You probably will also want to configure the stub routers with a static default route pointing back to the hub. Configure the hub with passive interface(s), to avoid wasting bandwidth on unnecessary full routing updates to the stub offices. If you configure "ip classless ", the stub router will also use the default route for unknown subnets of the networks configured on it.
ODR does advertise prefixes, so that it can support VLSM. It does not advertise secondary addresses, so you have to work within one subnet per interface. That's not hard to live with.
Distribute lists can be used (under the " router odr 1" command) to control what network prefixes are learned via ODR. That's probably a good idea, for some security and control.

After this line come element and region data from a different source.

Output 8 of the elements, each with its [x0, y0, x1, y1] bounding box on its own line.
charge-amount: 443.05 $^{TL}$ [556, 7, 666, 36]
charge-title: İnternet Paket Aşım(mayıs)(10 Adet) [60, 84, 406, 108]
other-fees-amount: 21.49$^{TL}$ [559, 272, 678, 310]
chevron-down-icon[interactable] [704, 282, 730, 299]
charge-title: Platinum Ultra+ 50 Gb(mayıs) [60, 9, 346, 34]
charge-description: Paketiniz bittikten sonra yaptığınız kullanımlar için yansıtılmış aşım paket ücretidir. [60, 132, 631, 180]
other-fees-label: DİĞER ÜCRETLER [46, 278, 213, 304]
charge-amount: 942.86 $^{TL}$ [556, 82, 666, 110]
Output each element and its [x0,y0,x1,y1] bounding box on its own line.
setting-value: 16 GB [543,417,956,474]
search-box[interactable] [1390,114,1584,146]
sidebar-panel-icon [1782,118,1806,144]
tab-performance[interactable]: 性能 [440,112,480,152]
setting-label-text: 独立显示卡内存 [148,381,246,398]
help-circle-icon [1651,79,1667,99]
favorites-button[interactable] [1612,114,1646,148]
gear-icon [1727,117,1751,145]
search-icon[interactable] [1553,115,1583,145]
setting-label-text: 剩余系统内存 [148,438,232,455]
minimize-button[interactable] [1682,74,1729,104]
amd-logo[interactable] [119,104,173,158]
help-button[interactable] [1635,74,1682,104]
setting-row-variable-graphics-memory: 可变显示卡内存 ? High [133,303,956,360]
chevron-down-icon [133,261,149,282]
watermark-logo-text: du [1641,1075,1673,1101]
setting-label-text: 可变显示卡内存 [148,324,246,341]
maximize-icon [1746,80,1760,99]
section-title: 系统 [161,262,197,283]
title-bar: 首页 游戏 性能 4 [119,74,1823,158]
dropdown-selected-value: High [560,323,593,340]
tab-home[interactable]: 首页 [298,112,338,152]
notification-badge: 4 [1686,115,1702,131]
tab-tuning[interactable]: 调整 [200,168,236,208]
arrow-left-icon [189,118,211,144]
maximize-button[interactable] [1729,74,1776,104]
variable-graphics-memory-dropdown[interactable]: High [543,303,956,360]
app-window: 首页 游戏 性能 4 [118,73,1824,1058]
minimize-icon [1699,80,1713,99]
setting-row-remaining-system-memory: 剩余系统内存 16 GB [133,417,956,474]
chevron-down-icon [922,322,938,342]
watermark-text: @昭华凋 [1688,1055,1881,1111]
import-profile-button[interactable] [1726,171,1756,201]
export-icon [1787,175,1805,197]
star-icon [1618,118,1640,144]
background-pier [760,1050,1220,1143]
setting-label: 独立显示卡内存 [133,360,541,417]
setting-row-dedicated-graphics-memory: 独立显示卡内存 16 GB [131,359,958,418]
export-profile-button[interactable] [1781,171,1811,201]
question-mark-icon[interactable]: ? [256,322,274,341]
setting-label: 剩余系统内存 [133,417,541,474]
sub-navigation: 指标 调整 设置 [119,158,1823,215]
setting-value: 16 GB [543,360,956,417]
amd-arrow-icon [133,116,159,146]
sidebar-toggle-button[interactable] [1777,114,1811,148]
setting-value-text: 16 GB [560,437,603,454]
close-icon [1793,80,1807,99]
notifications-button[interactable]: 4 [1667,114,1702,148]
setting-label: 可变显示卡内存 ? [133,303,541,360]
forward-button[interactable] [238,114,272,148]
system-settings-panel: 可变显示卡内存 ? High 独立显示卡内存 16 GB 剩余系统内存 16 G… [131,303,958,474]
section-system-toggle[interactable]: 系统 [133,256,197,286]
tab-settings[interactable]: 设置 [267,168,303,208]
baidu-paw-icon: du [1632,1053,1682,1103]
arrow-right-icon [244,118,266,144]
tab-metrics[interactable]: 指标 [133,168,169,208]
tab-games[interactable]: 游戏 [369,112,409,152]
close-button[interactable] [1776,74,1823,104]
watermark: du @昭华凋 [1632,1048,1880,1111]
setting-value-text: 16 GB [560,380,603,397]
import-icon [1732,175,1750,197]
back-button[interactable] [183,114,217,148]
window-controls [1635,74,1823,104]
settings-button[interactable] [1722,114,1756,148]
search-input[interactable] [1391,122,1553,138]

Since CDP (Cisco Discovery Protocol) is used to carry ODR information, convergence of ODR depends on the CDP interval, normally one minute. ODR routes are marked invalid after three minutes without updates, by default, and are flushed after four minutes. The CDP and ODR times can be adjusted if desired.
If ODR is used with Dial-on-Demand Routing (DDR), you have to specify that CDP packets are uninteresting, or the dialup link will probably remain active, resulting in a large phone bill. In this setting, you'll have to cause an "interesting packet" to be sent, then wait for CDP and ODR to do their thing before the link will be useable (that should take under a minute, normally).